Chauffage bois et dérivés

Combustible ancestral de l’humanité, il est remis à l’honneur depuis une dizaine d’année dans nos foyers. Les appareils de chauffage bois ont bénéficié ces dernières années de fortes impulsions novatrices et techniques qui permettent d’offrir aujourd’hui des rendements optimum. Bien maitrisée, c’est donc là une solution performante, renouvelable, très économique et très vite rentabilisée.

Cependant, pour être écologique et peu polluant, votre bois doit être sec et propre, et votre installation performante et entretenue. En France, le bois de chauffage est un sous produits de l’exploitation de nos forêts. L’excellente gestion sylvicole française a permis le quasi doublement des surfaces boisées depuis le 19ème siècle. Un bois trop jeune, trop humide et inadapté augmente considérablement votre consommation, produit d’avantage de Co² et encrasse vos appareils.
N’oubliez pas que le bois bénéficie d’une norme Afnor NF qui garantie l’origine par son étiquetage les qualités, quantités et caractéristiques de des essences que vous achetez. C’est bien évidement vers cette filière qu’il est judicieux de se tourner.


Les essences sont classées en deux catégories:

- Les feuillus dits durs : chêne, hêtre, frêne, érable, bouleau, orme, châtaignier, charme, noisetier, noyer ou merisier des essences très denses qui sont parfaitement adaptés au chauffage domestique.

- Les résineux et feuillus dits tendres : épicéa, sapin, pin, mélèze, saule, peuplier qui sont moins denses et brûlent deux à trois plus vite que les feuillus durs. Les résineux produisent beaucoup d’énergie dans un laps de temps réduit… Ces essences se dégradent plus vite lors du stockage.
Ne brulez jamais de bois traité ou transformé, les émissions toxiques sont polluantes et néfastes.
Il existe aujourd’hui des installations qui offrent des taux de rendements supérieurs à 80 % !! Alors que nos cheminées traditionnelles à foyer ouverts offrent honteusement 10 % et nos vieux poêles timidement 50 %.
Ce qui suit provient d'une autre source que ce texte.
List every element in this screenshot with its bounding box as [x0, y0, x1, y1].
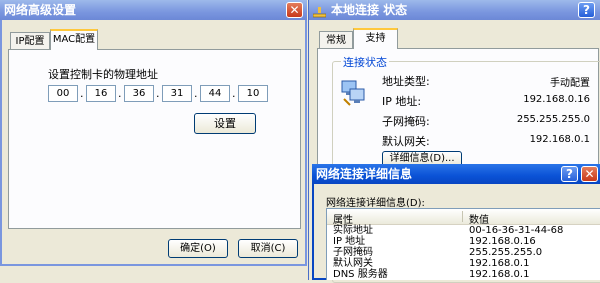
group-title: 连接状态 [341, 54, 389, 70]
address-type-value: 手动配置 [550, 78, 590, 89]
mac-separator: . [156, 87, 160, 100]
ip-address-value: 192.168.0.16 [523, 94, 590, 105]
advanced-dialog-title: 网络高级设置 [4, 3, 77, 17]
default-gateway-label: 默认网关: [382, 135, 430, 148]
mac-separator: . [80, 87, 84, 100]
close-button[interactable]: ✕ [286, 2, 303, 18]
subnet-mask-label: 子网掩码: [382, 115, 430, 128]
column-header-property[interactable]: 属性 [333, 211, 353, 226]
details-dialog-titlebar[interactable]: 网络连接详细信息 ? ✕ [312, 164, 600, 184]
list-header: 属性 数值 [327, 209, 600, 226]
set-button[interactable]: 设置 [194, 113, 256, 134]
mac-octet-3[interactable]: 36 [124, 85, 154, 102]
network-status-icon [340, 79, 368, 110]
close-button[interactable]: ✕ [581, 166, 598, 182]
network-connection-icon [312, 4, 327, 18]
ip-address-label: IP 地址: [382, 95, 422, 108]
list-item[interactable]: DNS 服务器 192.168.0.1 [327, 270, 600, 280]
row-property: IP 地址 [333, 236, 366, 247]
row-value: 255.255.255.0 [469, 247, 543, 258]
row-value: 192.168.0.16 [469, 236, 536, 247]
column-divider[interactable] [462, 211, 463, 222]
mac-separator: . [118, 87, 122, 100]
column-header-value[interactable]: 数值 [469, 211, 489, 226]
mac-octet-6[interactable]: 10 [238, 85, 268, 102]
row-value: 192.168.0.1 [469, 269, 530, 280]
ok-button[interactable]: 确定(O) [168, 239, 228, 258]
row-property: DNS 服务器 [333, 269, 388, 280]
tab-general[interactable]: 常规 [319, 31, 353, 49]
address-type-label: 地址类型: [382, 75, 430, 88]
advanced-settings-dialog: 网络高级设置 ✕ IP配置 MAC配置 设置控制卡的物理地址 00 . 16 .… [0, 0, 307, 266]
mac-octet-1[interactable]: 00 [48, 85, 78, 102]
status-window-title: 本地连接 状态 [331, 3, 408, 17]
mac-address-label: 设置控制卡的物理地址 [48, 68, 158, 81]
mac-separator: . [232, 87, 236, 100]
row-property: 默认网关 [333, 258, 373, 269]
help-button[interactable]: ? [578, 2, 595, 18]
mac-separator: . [194, 87, 198, 100]
row-value: 00-16-36-31-44-68 [469, 225, 564, 236]
tab-mac-config[interactable]: MAC配置 [50, 29, 98, 50]
advanced-dialog-titlebar[interactable]: 网络高级设置 ✕ [0, 0, 307, 20]
tab-ip-config[interactable]: IP配置 [10, 32, 50, 50]
details-list[interactable]: 属性 数值 实际地址 00-16-36-31-44-68 IP 地址 192.1… [326, 208, 600, 280]
row-property: 实际地址 [333, 225, 373, 236]
cancel-button[interactable]: 取消(C) [238, 239, 298, 258]
row-property: 子网掩码 [333, 247, 373, 258]
mac-octet-4[interactable]: 31 [162, 85, 192, 102]
row-value: 192.168.0.1 [469, 258, 530, 269]
mac-octet-5[interactable]: 44 [200, 85, 230, 102]
help-button[interactable]: ? [561, 166, 578, 182]
tab-support[interactable]: 支持 [353, 28, 398, 49]
mac-octet-2[interactable]: 16 [86, 85, 116, 102]
details-dialog: 网络连接详细信息 ? ✕ 网络连接详细信息(D): 属性 数值 实际地址 00-… [312, 164, 600, 280]
subnet-mask-value: 255.255.255.0 [516, 114, 590, 125]
details-list-label: 网络连接详细信息(D): [326, 198, 425, 209]
default-gateway-value: 192.168.0.1 [529, 134, 590, 145]
details-dialog-title: 网络连接详细信息 [316, 167, 413, 181]
status-window-titlebar[interactable]: 本地连接 状态 ? [309, 0, 600, 20]
list-item[interactable]: 实际地址 00-16-36-31-44-68 [327, 226, 600, 237]
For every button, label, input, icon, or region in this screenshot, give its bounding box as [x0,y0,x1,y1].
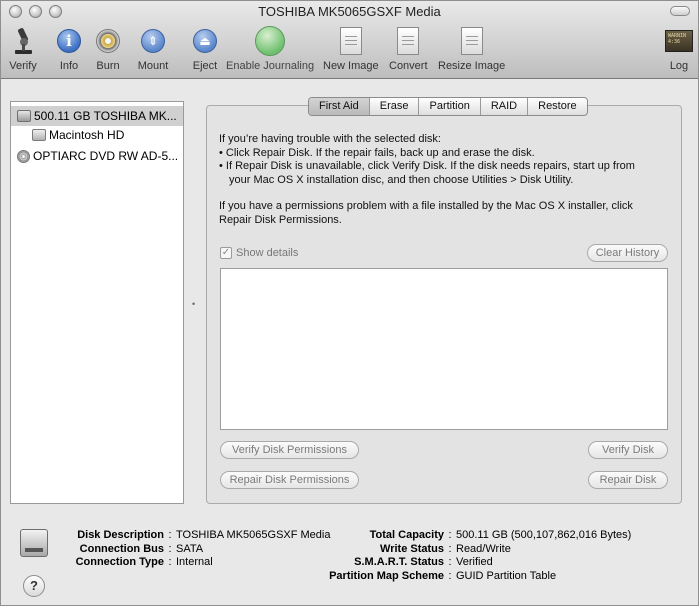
info-key: Write Status [380,542,444,555]
tab-erase[interactable]: Erase [368,98,419,115]
sidebar-item-label: OPTIARC DVD RW AD-5... [33,149,179,163]
selected-disk-icon [20,529,48,557]
mount-toolbar-button[interactable]: ⇕ Mount [137,25,169,72]
repair-disk-button[interactable]: Repair Disk [588,471,668,489]
sidebar-item-macintosh-hd[interactable]: Macintosh HD [11,125,183,145]
info-value: 500.11 GB (500,107,862,016 Bytes) [456,529,632,541]
toolbar-toggle-button[interactable] [670,6,690,16]
mount-icon: ⇕ [141,29,165,53]
instruction-line: Repair Disk Permissions. [219,213,342,226]
info-row: Disk Description : TOSHIBA MK5065GSXF Me… [71,529,330,543]
info-value: GUID Partition Table [456,569,557,582]
enable-journaling-toolbar-button[interactable]: Enable Journaling [226,25,314,72]
disk-info-right: Total Capacity : 500.11 GB (500,107,862,… [329,529,631,583]
sidebar-item-dvd-drive[interactable]: OPTIARC DVD RW AD-5... [11,146,183,166]
split-view-handle[interactable]: • [192,299,195,309]
instruction-line: • Click Repair Disk. If the repair fails… [219,146,535,159]
disk-list-sidebar[interactable]: 500.11 GB TOSHIBA MK... Macintosh HD OPT… [10,101,184,504]
verify-disk-button[interactable]: Verify Disk [588,441,668,459]
first-aid-instructions: If you’re having trouble with the select… [219,133,669,227]
info-key: Connection Type [75,556,164,568]
info-value: Internal [176,556,213,568]
resize-image-icon [460,27,483,55]
eject-label: Eject [192,60,218,72]
new-image-toolbar-button[interactable]: New Image [323,25,379,72]
toolbar: Verify i Info Burn ⇕ Mount ⏏ Eject Enabl… [1,25,698,75]
convert-label: Convert [389,60,428,72]
verify-label: Verify [9,60,37,72]
instruction-line: If you have a permissions problem with a… [219,200,633,212]
info-value: Verified [456,556,493,568]
info-icon: i [57,29,81,53]
convert-toolbar-button[interactable]: Convert [389,25,428,72]
info-row: Write Status : Read/Write [329,543,631,557]
show-details-checkbox[interactable]: ✓ Show details [220,247,298,259]
resize-image-label: Resize Image [438,60,506,72]
journal-icon [255,26,286,56]
info-value: TOSHIBA MK5065GSXF Media [176,529,331,541]
new-image-icon [339,27,362,55]
disk-info-left: Disk Description : TOSHIBA MK5065GSXF Me… [71,529,331,570]
disk-utility-window: TOSHIBA MK5065GSXF Media Verify i Info B… [0,0,699,606]
hard-drive-icon [17,110,31,122]
details-log-area[interactable] [220,268,668,430]
burn-disc-icon [96,29,120,53]
verify-toolbar-button[interactable]: Verify [7,25,39,72]
burn-label: Burn [96,60,120,72]
burn-toolbar-button[interactable]: Burn [92,25,124,72]
sidebar-item-label: Macintosh HD [49,128,125,142]
info-key: Total Capacity [369,529,444,541]
info-key: Partition Map Scheme [329,569,444,582]
tab-first-aid[interactable]: First Aid [309,98,369,115]
instruction-line: If you’re having trouble with the select… [219,133,441,145]
resize-image-toolbar-button[interactable]: Resize Image [438,25,505,72]
sidebar-item-toshiba-disk[interactable]: 500.11 GB TOSHIBA MK... [11,106,183,126]
log-toolbar-button[interactable]: WARNIN 4:36 Log [663,25,695,72]
info-key: S.M.A.R.T. Status [354,556,444,568]
info-value: Read/Write [456,542,511,555]
titlebar: TOSHIBA MK5065GSXF Media Verify i Info B… [1,1,698,79]
help-button[interactable]: ? [23,575,45,597]
optical-drive-icon [17,149,30,163]
volume-icon [32,129,46,141]
new-image-label: New Image [323,60,379,72]
instruction-line: • If Repair Disk is unavailable, click V… [219,160,635,172]
clear-history-button[interactable]: Clear History [587,244,668,262]
eject-toolbar-button[interactable]: ⏏ Eject [189,25,221,72]
tab-restore[interactable]: Restore [527,98,587,115]
show-details-label: Show details [236,247,299,259]
tab-partition[interactable]: Partition [418,98,479,115]
info-row: Connection Bus : SATA [71,543,330,557]
info-key: Disk Description [77,529,164,541]
sidebar-item-label: 500.11 GB TOSHIBA MK... [34,109,177,123]
info-label: Info [59,60,79,72]
window-title: TOSHIBA MK5065GSXF Media [258,4,441,19]
eject-icon: ⏏ [193,29,217,53]
instruction-line: your Mac OS X installation disc, and the… [229,173,574,186]
tab-bar: First Aid Erase Partition RAID Restore [308,97,588,116]
console-log-icon: WARNIN 4:36 [665,30,693,52]
verify-disk-permissions-button[interactable]: Verify Disk Permissions [220,441,359,459]
info-row: Connection Type : Internal [71,556,330,570]
microscope-icon [7,25,39,57]
tab-raid[interactable]: RAID [479,98,527,115]
repair-disk-permissions-button[interactable]: Repair Disk Permissions [220,471,359,489]
info-key: Connection Bus [79,542,164,555]
info-row: S.M.A.R.T. Status : Verified [329,556,631,570]
info-row: Total Capacity : 500.11 GB (500,107,862,… [329,529,632,543]
checkmark-icon: ✓ [220,247,232,259]
info-row: Partition Map Scheme : GUID Partition Ta… [329,569,557,582]
log-label: Log [669,60,689,72]
convert-icon [397,27,420,55]
enable-journaling-label: Enable Journaling [226,60,315,72]
mount-label: Mount [137,60,169,72]
info-value: SATA [176,542,204,555]
info-toolbar-button[interactable]: i Info [53,25,85,72]
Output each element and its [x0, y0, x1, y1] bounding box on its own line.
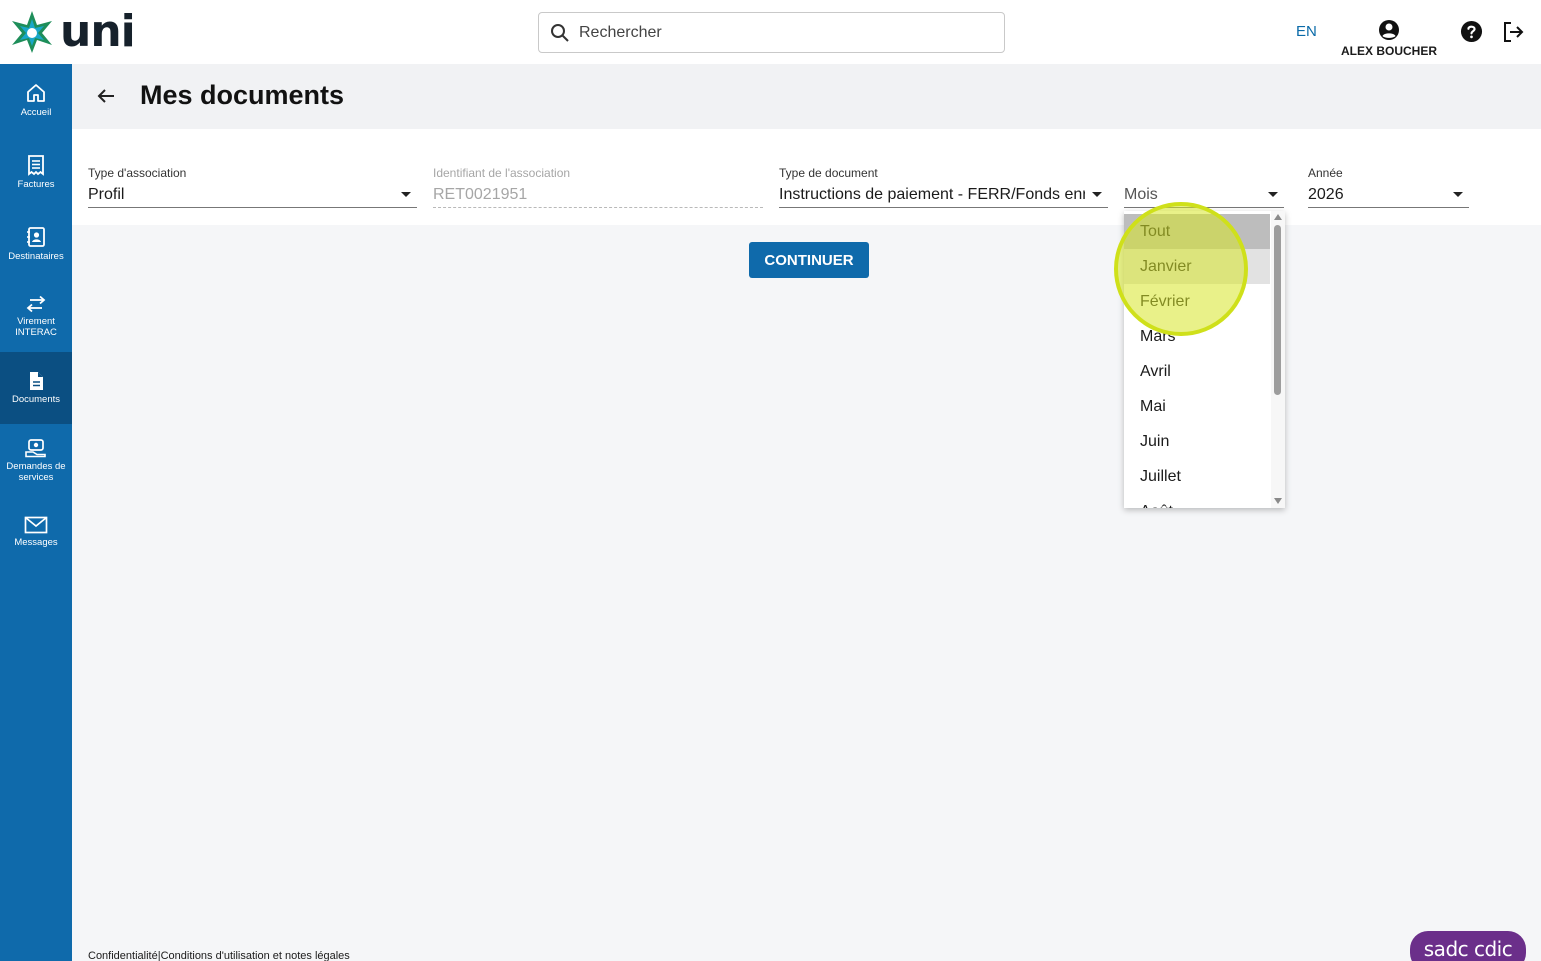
help-button[interactable] — [1460, 20, 1483, 48]
month-option-fevrier[interactable]: Février — [1124, 284, 1270, 319]
logout-icon — [1504, 22, 1524, 42]
month-select[interactable]: Mois — [1124, 166, 1284, 208]
search-input[interactable] — [579, 23, 979, 42]
arrow-left-icon — [97, 89, 114, 103]
sidebar-item-destinataires[interactable]: Destinataires — [0, 208, 72, 280]
field-label: Identifiant de l'association — [433, 166, 571, 180]
help-icon — [1460, 20, 1483, 43]
search-icon — [551, 23, 569, 42]
sidebar-item-label: Destinataires — [8, 251, 64, 262]
page-title: Mes documents — [140, 80, 345, 110]
sidebar-item-demandes-services[interactable]: Demandes de services — [0, 424, 72, 496]
sidebar-item-label: Messages — [14, 537, 58, 548]
back-button[interactable] — [96, 86, 116, 111]
dropdown-scrollbar[interactable] — [1271, 211, 1285, 508]
envelope-icon — [24, 516, 48, 534]
sidebar-item-label: Demandes de services — [6, 460, 66, 483]
field-underline — [779, 207, 1108, 208]
sidebar-item-label: Accueil — [20, 107, 52, 118]
sidebar-item-label: Factures — [17, 179, 55, 190]
field-underline — [88, 207, 417, 208]
sidebar-item-factures[interactable]: Factures — [0, 136, 72, 208]
field-value: Mois — [1124, 186, 1158, 203]
continue-button[interactable]: CONTINUER — [749, 242, 869, 278]
sidebar-nav: Accueil Factures Destinataires Virement … — [0, 64, 72, 961]
sidebar-item-messages[interactable]: Messages — [0, 496, 72, 568]
receipt-icon — [28, 155, 44, 176]
uni-logo[interactable]: uni — [8, 6, 136, 57]
search-box[interactable] — [538, 12, 1005, 53]
association-id-field: Identifiant de l'association RET0021951 — [433, 166, 763, 208]
month-option-mars[interactable]: Mars — [1124, 319, 1270, 354]
field-underline — [1124, 207, 1284, 208]
month-option-juin[interactable]: Juin — [1124, 424, 1270, 459]
association-type-select[interactable]: Type d'association Profil — [88, 166, 417, 208]
field-label — [1124, 166, 1284, 180]
dropdown-caret-icon — [1268, 192, 1278, 197]
user-menu[interactable]: ALEX BOUCHER — [1340, 19, 1438, 58]
contacts-icon — [27, 227, 45, 247]
top-header: uni EN ALEX BOUCHER — [0, 0, 1541, 64]
field-value: RET0021951 — [433, 186, 528, 203]
account-circle-icon — [1379, 20, 1399, 40]
sidebar-item-documents[interactable]: Documents — [0, 352, 72, 424]
document-type-select[interactable]: Type de document Instructions de paiemen… — [779, 166, 1108, 208]
field-label: Type d'association — [88, 166, 187, 180]
sidebar-item-label: Documents — [11, 394, 61, 405]
month-option-avril[interactable]: Avril — [1124, 354, 1270, 389]
month-option-janvier[interactable]: Janvier — [1124, 249, 1270, 284]
scrollbar-thumb[interactable] — [1274, 225, 1281, 395]
field-underline — [433, 207, 763, 208]
field-value: Instructions de paiement - FERR/Fonds en… — [779, 186, 1085, 203]
document-filter-form: Type d'association Profil Identifiant de… — [72, 129, 1541, 225]
dropdown-caret-icon — [1092, 192, 1102, 197]
month-option-juillet[interactable]: Juillet — [1124, 459, 1270, 494]
document-icon — [30, 372, 43, 390]
logout-button[interactable] — [1501, 20, 1525, 49]
privacy-link[interactable]: Confidentialité — [88, 950, 158, 961]
language-toggle[interactable]: EN — [1296, 23, 1317, 40]
year-select[interactable]: Année 2026 — [1308, 166, 1469, 208]
terms-link[interactable]: Conditions d'utilisation et notes légale… — [161, 950, 350, 961]
scroll-down-arrow-icon[interactable] — [1274, 498, 1282, 504]
field-label: Année — [1308, 166, 1343, 180]
month-option-tout[interactable]: Tout — [1124, 214, 1270, 249]
star-logo-icon — [12, 11, 52, 53]
cdic-badge[interactable]: sadc cdic — [1410, 931, 1526, 961]
sidebar-item-virement-interac[interactable]: Virement INTERAC — [0, 280, 72, 352]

Les différents conditionnements du bois :

LES BUCHES
C’est le combustible le plus courant, hormis le séchage naturel, il ne subit aucune transformation. Il doit être séché durant près de 2 ans (1 an s’il est fendu), ce qui lui fait perdre une grande partie de l’eau qu’il contient et lui assure une meilleure combustion et un bien meilleur rendement. C’est une solution qui peut se révélée encombrante si on ne bénéficie pas de l’espace nécessaire.

LES PLAQUETTES FORESTIERES OU BOIS DECHIQUETE
Elles présentent un rendement énergétique supérieur à la bûche de bois. Elles permettent la valorisation des déchets de bois mais nécessitent un équipement spécifique et un stockage dédié. Une vis sans fin alimente la chaudière. C’est un combustible écologique et économique.

LES GRANULES
D’un grand intérêt environnemental et économique, il est plus simple à stoker que les bûches de bois ou les plaquettes.

On trouve les granulés de bois (sciure compressée) et les granulés de paille, d’un rendement plus faible que le bois, mais plus économiques à l’achat.


Les appareils de chauffage :

Classique, rétro, design, en acier ou en fonte, les poêles à buches diffusent une chaleur par convection. Ils ont des rendements qui vont de 50 à 80 %.

Les vieux poêles à bois sont extrêmement polluants et leurs performances se limitent bien souvent à 50 %. Les anciens poêles à bois rejettent 40 à 80 grammes de fumée par heure tandis que les nouveaux appareils, conformes aux normes EPA, ne produisent que 2 à 5 grammes l’heure ! Les versions modernes offrent des rendements de 70 à 80 %.

Le poêle à granulé offre lui un rendement de 80 à plus de 90 %.

Le poêle à accumulation emmagasine la chaleur du foyer et la restitue par inertie les heures suivantes. Le rendement est de 70 à 85 %, il pèse parfois très lourd (1 tonne) et ne peut être installé aussi aisément qu’on le souhaiterait.

Les chaudières à plaquettes et à granulés, autonomes de plusieurs jours à un an et ont aussi d’un excellent rendement qui est établi jusqu'à plus de 90 %.

Le prix des appareils de chauffage au bois est parfois très élevé, mais les économies réalisées sont immédiates. Si vous souhaitez produire de l’eau chaude sanitaire avec votre installation, il sera nécessaire de créer un local spécifique, car votre chaudière devra fonctionner en continu.

Les aides sont nombreuses, l’Anha peut vous subventionner, vous bénéficierez outre du taux de TVA à 5.5 % d’un crédit d’impôt très intéressant.

Le label « flamme verte » vous permettra de sélectionner les professionnels qui vous préposeront des solutions économiques, sûres, performantes et respectueuses de l’environnement.